Читаем Библия бедных полностью

А народ развлекается как может. И нижегородские священники пишут патриарху Иосифу Второму челобитную. Дескать, прямо у стен Троице-Сергиевой лавры творятся непотребства: «Скомороси и игрецы с личинами и с позорными блудными орудии, з бубнами и с сурнами и со всякими сатанинскими блудными прелесми, и злыя государь прелести бесовския деюще, пьянствующе, пляшуще и в бубны бьюще и в сурны ревуще и в личинах хадяще, и срамныя в руках носяще, и ина неподобная деюще».
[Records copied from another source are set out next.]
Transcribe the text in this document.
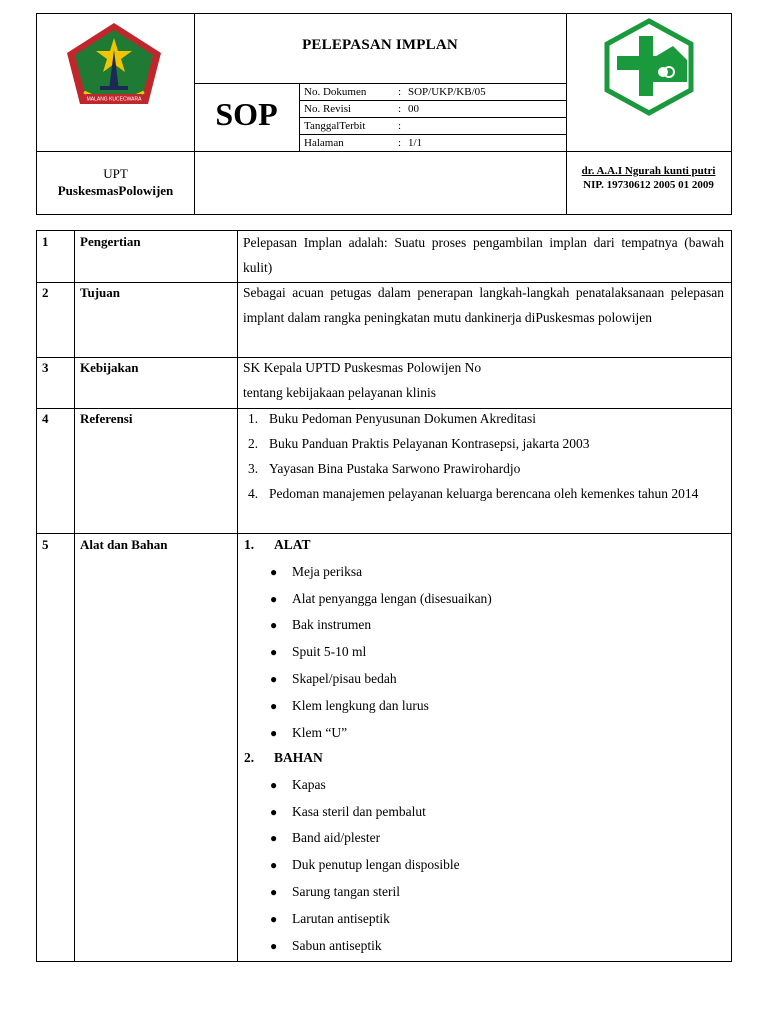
MALANG KUCECWARA
PELEPASAN IMPLAN
SOP
No. Dokumen	: SOP/UKP/KB/05
No. Revisi	: 00
TanggalTerbit	:
Halaman	: 1/1
UPT
PuskesmasPolowijen
dr. A.A.I Ngurah kunti putri
NIP. 19730612 2005 01 2009
1 Pengertian	Pelepasan Implan adalah: Suatu proses pengambilan implan dari tempatnya (bawah kulit)
2 Tujuan	Sebagai acuan petugas dalam penerapan langkah-langkah penatalaksanaan pelepasan implant dalam rangka peningkatan mutu dankinerja diPuskesmas polowijen
3 Kebijakan	SK Kepala UPTD Puskesmas Polowijen No

tentang kebijakaan pelayanan klinis

4 Referensi	1. Buku Pedoman Penyusunan Dokumen Akreditasi
2. Buku Panduan Praktis Pelayanan Kontrasepsi, jakarta 2003
3. Yayasan Bina Pustaka Sarwono Prawirohardjo
4. Pedoman manajemen pelayanan keluarga berencana oleh kemenkes tahun 2014
5 Alat dan Bahan	1. ALAT
● Meja periksa
● Alat penyangga lengan (disesuaikan)
● Bak instrumen
● Spuit 5-10 ml
● Skapel/pisau bedah
● Klem lengkung dan lurus
● Klem “U”
2. BAHAN
● Kapas
● Kasa steril dan pembalut
● Band aid/plester
● Duk penutup lengan disposible
● Sarung tangan steril
● Larutan antiseptik
● Sabun antiseptik
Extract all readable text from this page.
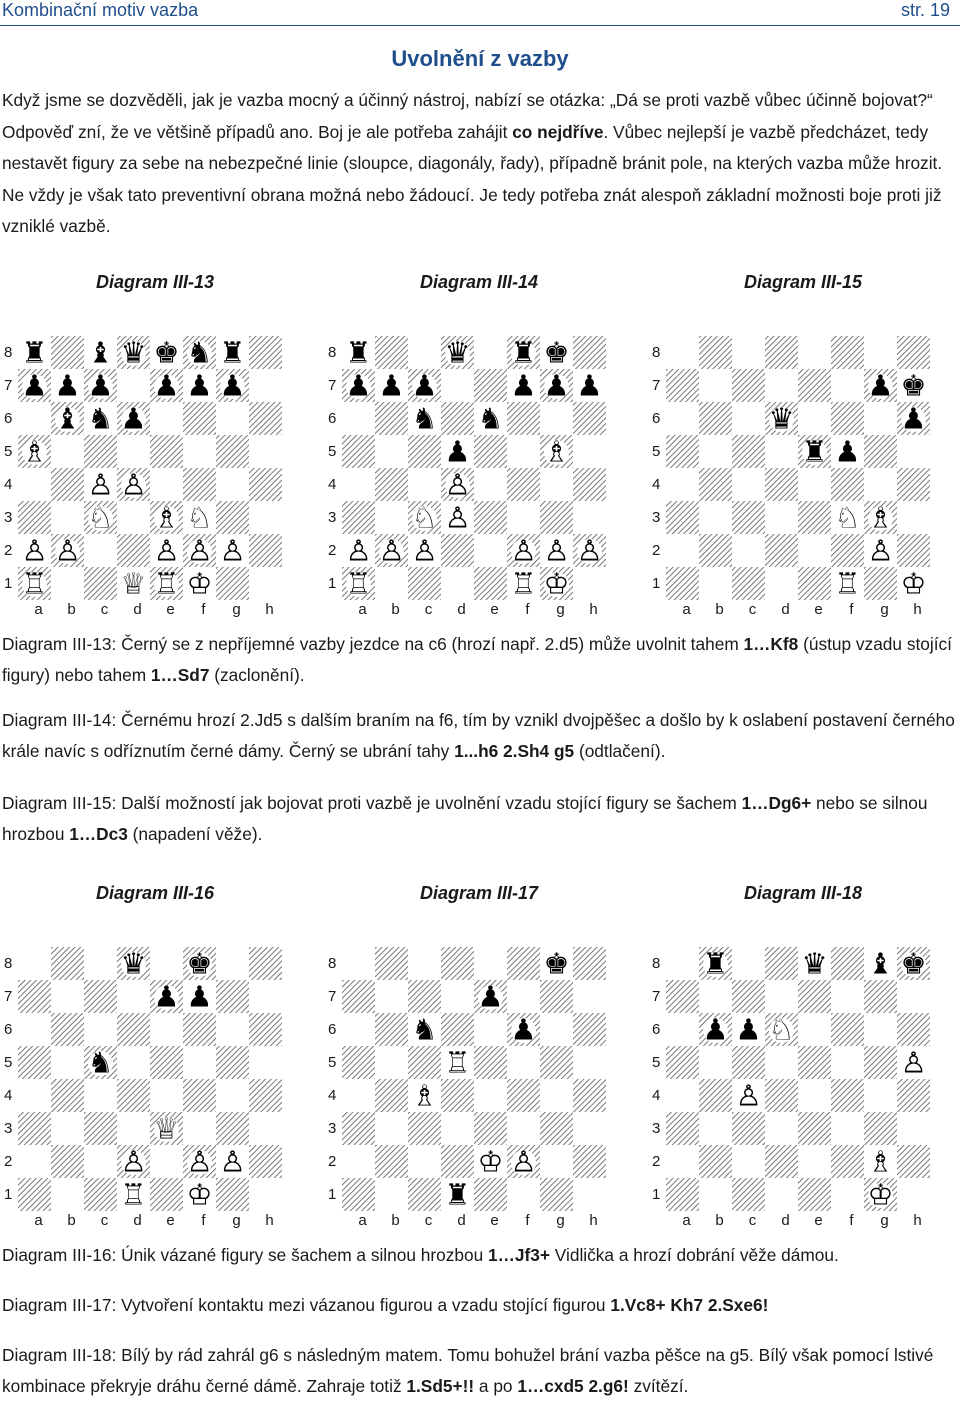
Kombinační motiv vazba	str. 19
Uvolnění z vazby
Když jsme se dozvěděli, jak je vazba mocný a účinný nástroj, nabízí se otázka: „Dá se proti vazbě vůbec účinně bojovat?“ Odpověď zní, že ve většině případů ano. Boj je ale potřeba zahájit co nejdříve. Vůbec nejlepší je vazbě předcházet, tedy nestavět figury za sebe na nebezpečné linie (sloupce, diagonály, řady), případně bránit pole, na kterých vazba může hrozit. Ne vždy je však tato preventivní obrana možná nebo žádoucí. Je tedy potřeba znát alespoň základní možnosti boje proti již vzniklé vazbě.
Diagram III-13	Diagram III-14	Diagram III-15
♜ ♝ ♛ ♚ ♞ ♜
♟ ♟ ♟ ♟ ♟ ♟
♝ ♞ ♟
♗
♙ ♙
♘ ♗ ♘
♙ ♙	♙ ♙ ♙
♖	♕ ♖ ♔
♜	♛ ♜ ♚
♟ ♟ ♟	♟ ♟ ♟
♞ ♞
♟	♗
♙
♘ ♙
♙ ♙ ♙	♙ ♙ ♙
♖	♖ ♔
♟ ♚
♛	♟
♜ ♟
♘ ♗
♙
♖ ♔
8
7
6
5
4
3
2
1
8
7
6
5
4
3
2
1
8
7
6
5
4
3
2
1
a	b	c	d	e	f	g	h	a	b	c	d	e	f	g	h	a	b	c	d	e	f	g	h
Diagram III-13: Černý se z nepříjemné vazby jezdce na c6 (hrozí např. 2.d5) může uvolnit tahem 1…Kf8 (ústup vzadu stojící figury) nebo tahem 1…Sd7 (zaclonění).
Diagram III-14: Černému hrozí 2.Jd5 s dalším braním na f6, tím by vznikl dvojpěšec a došlo by k oslabení postavení černého krále navíc s odříznutím černé dámy. Černý se ubrání tahy 1...h6 2.Sh4 g5 (odtlačení).
Diagram III-15: Další možností jak bojovat proti vazbě je uvolnění vzadu stojící figury se šachem 1…Dg6+ nebo se silnou hrozbou 1…Dc3 (napadení věže).
Diagram III-16	Diagram III-17	Diagram III-18
♛ ♚
♟ ♟
♞
♕
♙ ♙ ♙
♖ ♔
♚
♟
♞	♟
♖
♗
♔ ♙
♜
♜	♛ ♝ ♚
♟ ♟ ♘
♙
♙
♗
♔
8
7
6
5
4
3
2
1
8
7
6
5
4
3
2
1
8
7
6
5
4
3
2
1
a	b	c	d	e	f	g	h	a	b	c	d	e	f	g	h	a	b	c	d	e	f	g	h
Diagram III-16: Únik vázané figury se šachem a silnou hrozbou 1…Jf3+ Vidlička a hrozí dobrání věže dámou.
Diagram III-17: Vytvoření kontaktu mezi vázanou figurou a vzadu stojící figurou 1.Vc8+ Kh7 2.Sxe6!
Diagram III-18: Bílý by rád zahrál g6 s následným matem. Tomu bohužel brání vazba pěšce na g5. Bílý však pomocí lstivé kombinace překryje dráhu černé dámě. Zahraje totiž 1.Sd5+!! a po 1…cxd5 2.g6! zvítězí.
Патриарх – фигура важная, но не настолько, чтоб казнить и миловать самовольно, поэтому и сам жалуется царю: «Бога ради, государь, вели их извести, кое бы их не было в твоем царстве, се тебе государю в великое спасение…»

И царь Алексей Михайлович издает в 1648-м указ, который хочется цитировать целыми кусками. Бумага эта запрещает одновременно шахматы и бокс, танцы и мат, детские площадки и массовые митинги – и все это красивым языком, как в былине. Поучиться бы нашей Госдуме.

Царь приказал, чтобы «зернью, и карты, и шахмоты, и лодыгами не играли, и медведей и с сучками неплясали, и никаких бесовских див не творили, и на браках песней бесовских не пели, и никаких срамных слов не говорили, и по ночам на улицах и на полях богомерских и скверных песней не пели, и сами не плясали, и в ладоши не били, и всяких бесовских игр не слушали, и кулашных боев меж себя не делали, и на качелях ни на каких не качались, и на досках мужесково и женсково полу не скакали, и личин на себя не накладывали, и кобылок бесовских и на свадьбах безчинства и сквернословия не делали».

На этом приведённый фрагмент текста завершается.